The L&T management, which fought hard to keep the Birla’s out, also didn’t bother about the soaring price. And SEBI quickly accepted Reliance’s contention that since L&T was completely out of the picture there was no inside dealing. Several questions, asked by ordinary investors about the deal, apparently did not occur to SEBI’s powerful committee.

For instance, Reliance says that there was increase in the stock price after the deal became public. Since the Birla’s had made it clear that there would be no open offer to retail investors, only foolish investors would buy more shares above Rs 208.5. The order says nothing about the price manipulation angle.

Similarly, SEBI is unconcerned that Reliance wasn’t an outsider in L&T. It had two board positions, a ‘substantial holding’ (by SEBI’s own definition) and at one time even controlled the management. So much so, that Grasim was willing to buy L&T only if Reliance signed a deal specifically promising to keep away from L&T for a long time. SEBI does not discuss the sanctity or purpose of its “Substantial” shareholding rules, which require investors to report any holding of over five per cent in a publicly listed company. Isn’t this because this threshold is considered a significant indicator of a possible change in management? Yet, Reliance’s 10-day circus on the bourses was not discussed by SEBI in this context, even though the sale of its holding triggered a nasty two-year battle for control.

SEBI’s exoneration of Reliance proves that there is no uniformity in the application of insider trading rules.
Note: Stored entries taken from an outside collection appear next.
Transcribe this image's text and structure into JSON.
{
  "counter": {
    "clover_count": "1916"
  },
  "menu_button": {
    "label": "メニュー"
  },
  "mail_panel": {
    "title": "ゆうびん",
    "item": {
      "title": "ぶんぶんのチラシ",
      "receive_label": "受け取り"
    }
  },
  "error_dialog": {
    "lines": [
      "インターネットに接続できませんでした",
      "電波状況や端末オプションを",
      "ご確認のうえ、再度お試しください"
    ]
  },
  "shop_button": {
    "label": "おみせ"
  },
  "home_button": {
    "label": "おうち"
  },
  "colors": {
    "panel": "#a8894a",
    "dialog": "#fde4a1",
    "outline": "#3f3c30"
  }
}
For instance, contrast the L&T case with the SEBI’s allegations against Hindustan Lever (HLL). In 1997, two Unilever group companies (HLL and Brooke Bond, both with a 51 per cent stake by the parent) had merged. Just prior to the merger, HLL bought additional shares from Unit Trust of India (UTI) at a premium to market and extinguished them during the merger. This was done to keep Unilever’s stake in the merged company also at 51 per cent. It was a transparent deal, openly reported to shareholders. There was no monetary benefit to Unilever; if anything, the value of all shareholders increased when HLL extinguished the shares.

Yet, SEBI accused two HLL chairmen and several top directors of insider trading and ordered HLL to compensate UTI for a notional loss that UTI had not even claimed. SEBI turned livid when the Securities Appellate Tribunal (SAT), then comprising two top secretaries of the finance ministry, overturned its order. It filed an appeal in the civil court, which is still pending. Just a year ago, it revived the case by filing a criminal writ petition against HLL for ostensibly delaying the hearings — a charge that is hotly contested by the company. The case is languishing again.

If SEBI’s munificence towards Reliance and harshness towards HLL are two extreme examples of the application of Insider Trading Rules, then take a look at SEBI’s attitude to public sector banks, which dumped units of UTI before its dramatic collapse in May-June 2001.

Although the banks dumped units at a high Rs 14.75 on the specific knowledge of UTI’s financial problems (UTI had borrowed from those very banks to fund its redemption), it wasn’t even considered insider trading or investigated. When JE Talaulicar, a Tata Finance director, was indicted for insider trading, SEBI even punished a senior executive of the group for Talaulicar’s actions. Yet, it holds Reliance blameless in L&T.

SEBI’s only clear indictment for insider trading was that of Rakesh Agrawal, Managing director of Bayer ABS Ltd in 2001. But that order too was set aside by SAT on the strange premise that although he (in fact a close relative) traded on unpublished, price sensitive information about the merger between Bayer and ABS Industries, SEBI had not proved that he derived an unfair advantage. Then there is the case of Samir Arora, the best-known fund manager in India. SEBI barred Arora from the capital market without even a hearing. And although many of us supported its quick action, the L&T-Reliance matter has us wondering if the regulator is even-handed especially since it continues to go soft on Alliance Capital Mutual Fund, which employed Arora and benefited from his actions.

Meanwhile, the flare up in stock prices of companies, preceding every major announcement by them, indicates that insider traders in India are seldom caught and are selectively persecuted.